Verify security settings:

kubectl get pod -n agents -o jsonpath='{.items[0].spec.securityContext}'

Output:

{"fsGroup":1001,"runAsNonRoot":true,"runAsUser":1001}

Your agent is now deployed with:

  • Non-root execution
  • Read-only root filesystem
  • Network isolation
  • Vulnerable images prevented at CI/CD
  • Pod Security Standards enforced

Try With AI

Setup: You have a running Kubernetes cluster with an agent Deployment (from Lesson 4 or above). Your AI assistant can help audit the deployment for security gaps.

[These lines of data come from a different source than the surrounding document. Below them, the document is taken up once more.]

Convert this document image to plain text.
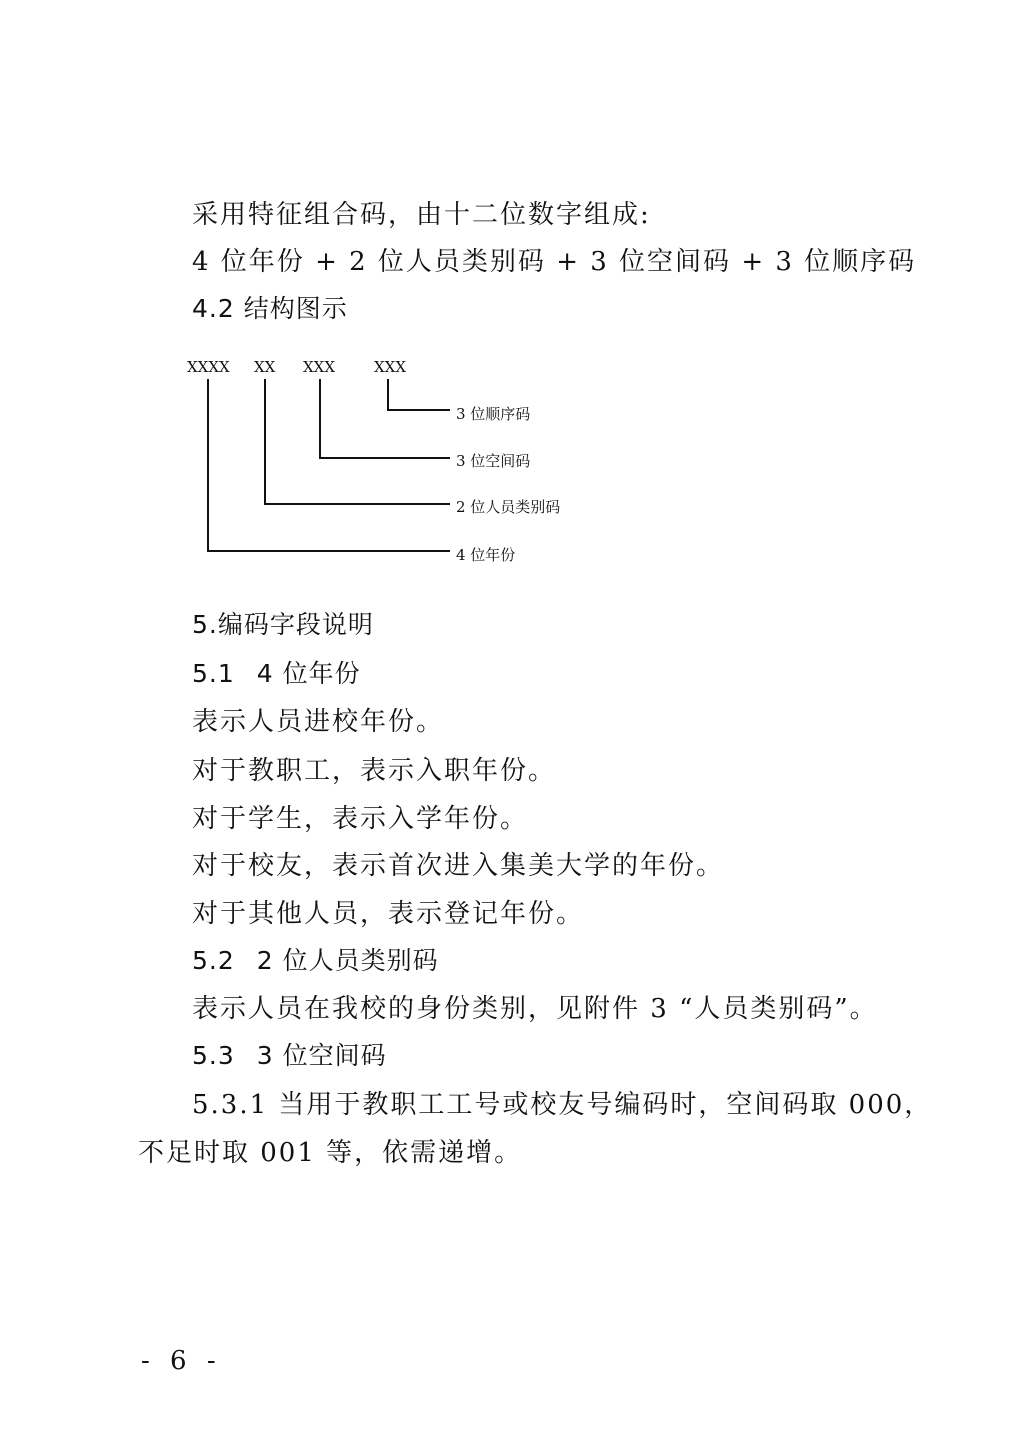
采用特征组合码，由十二位数字组成:
4 位年份 + 2 位人员类别码 + 3 位空间码 + 3 位顺序码
4.2 结构图示
XXXX XX XXX	XXX
3 位顺序码
3 位空间码
2 位人员类别码
4 位年份
5.编码字段说明
5.1 4 位年份
表示人员进校年份。
对于教职工，表示入职年份。
对于学生，表示入学年份。
对于校友，表示首次进入集美大学的年份。
对于其他人员，表示登记年份。
5.2 2 位人员类别码
表示人员在我校的身份类别，见附件 3 “人员类别码”。
5.3 3 位空间码
5.3.1 当用于教职工工号或校友号编码时，空间码取 000，
不足时取 001 等，依需递增。
- 6 -
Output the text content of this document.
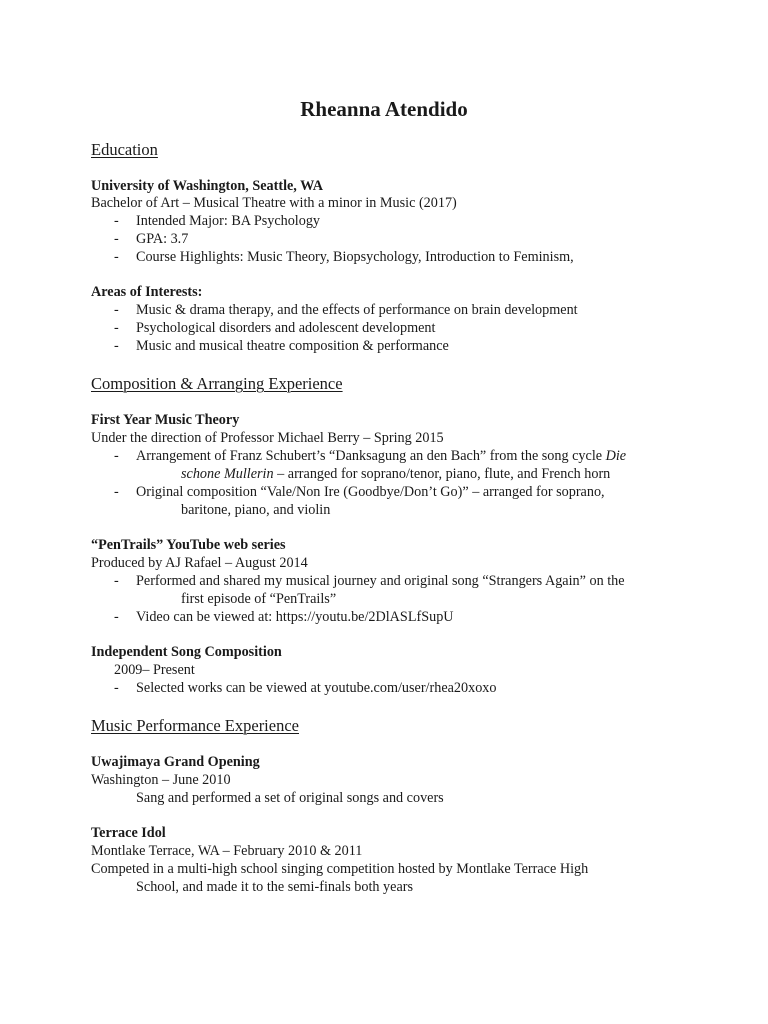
Rheanna Atendido
Education
University of Washington, Seattle, WA
Bachelor of Art – Musical Theatre with a minor in Music (2017)
- Intended Major: BA Psychology
- GPA: 3.7
- Course Highlights: Music Theory, Biopsychology, Introduction to Feminism,
Areas of Interests:
- Music & drama therapy, and the effects of performance on brain development
- Psychological disorders and adolescent development
- Music and musical theatre composition & performance
Composition & Arranging Experience
First Year Music Theory
Under the direction of Professor Michael Berry – Spring 2015
- Arrangement of Franz Schubert’s “Danksagung an den Bach” from the song cycle Die
schone Mullerin – arranged for soprano/tenor, piano, flute, and French horn
- Original composition “Vale/Non Ire (Goodbye/Don’t Go)” – arranged for soprano,
baritone, piano, and violin
“PenTrails” YouTube web series
Produced by AJ Rafael – August 2014
- Performed and shared my musical journey and original song “Strangers Again” on the
first episode of “PenTrails”
- Video can be viewed at: https://youtu.be/2DlASLfSupU
Independent Song Composition
2009– Present
- Selected works can be viewed at youtube.com/user/rhea20xoxo
Music Performance Experience
Uwajimaya Grand Opening
Washington – June 2010
Sang and performed a set of original songs and covers
Terrace Idol
Montlake Terrace, WA – February 2010 & 2011
Competed in a multi-high school singing competition hosted by Montlake Terrace High
School, and made it to the semi-finals both years
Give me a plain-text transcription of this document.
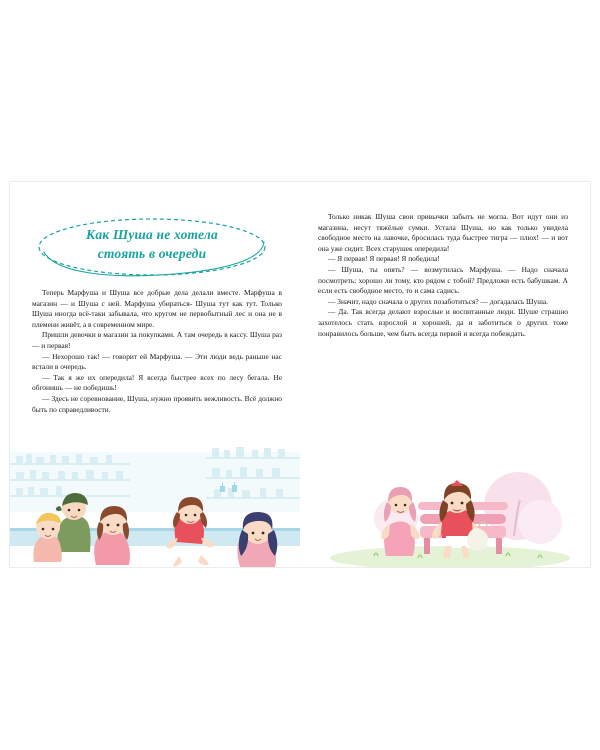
Как Шуша не хотела
стоять в очереди

Теперь Марфуша и Шуша все добрые дела делали вместе. Марфуша в магазин — и Шуша с ней. Марфуша убираться- Шуша тут как тут. Только Шуша иногда всё-таки забывала, что кругом не первобытный лес и она не в племени живёт, а в современном мире.

Пришли девочки в магазин за покупками. А там очередь в кассу. Шуша раз — и первая!

— Нехорошо так! — говорит ей Марфуша. — Эти люди ведь раньше нас встали в очередь.

— Так я же их опередила! Я всегда быстрее всех по лесу бегала. Не обгонишь — не победишь!

— Здесь не соревнование, Шуша, нужно проявить вежливость. Всё должно быть по справедливости.

Только никак Шуша свои привычки забыть не могла. Вот идут они из магазина, несут тяжёлые сумки. Устала Шуша, но как только увидела свободное место на лавочке, бросилась туда быстрее тигра — плюх! — и вот она уже сидит. Всех старушек опередила!

— Я первая! Я первая! Я победила!

— Шуша, ты опять? — возмутилась Марфуша. — Надо сначала посмотреть: хорошо ли тому, кто рядом с тобой? Предложи есть бабушкам. А если есть свободное место, то и сама садись.

— Значит, надо сначала о других позаботиться? — догадалась Шуша.

— Да. Так всегда делают взрослые и воспитанные люди. Шуше страшно захотелось стать взрослой и хорошей, да и заботиться о других тоже понравилось больше, чем быть всегда первой и всегда побеждать.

Task 1: Audit an Existing Deployment for Security

Describe your current agent Deployment:

I have a Deployment running a FastAPI agent in Kubernetes.
The Pod spec looks like:

spec:
containers:
- name: agent
image: myregistry/agent:v1.0
# No securityContext configured

Ask Claude:

My agent runs in Kubernetes without security hardening.
Help me identify security gaps and prioritize fixes based on impact.

Reflect: What vulnerabilities did Claude identify? Which fixes address the highest-risk scenarios first?

Task 2: Generate Security Configuration

Ask Claude:

Based on our Deployment, generate:
1. A secure Dockerfile that creates a non-root user
2. SecurityContext settings for the Pod
3. A Network Policy isolating the agent to the ingress namespace
4. A scanning step for our CI/CD pipeline

Reflect: What constraints does Claude ask about? What assumptions does it make?

Task 3: Validate Against Pod Security Standards

After applying your security changes, verify compliance:

kubectl label namespace agents pod-security.kubernetes.io/enforce=restricted
kubectl apply -f agent-deployment.yaml

Ask Claude:

I got this error when applying my Pod. Help me understand why it violates Restricted standard
and what changes are needed.

Your agent is now secure by default, with AI-assisted hardening and validation.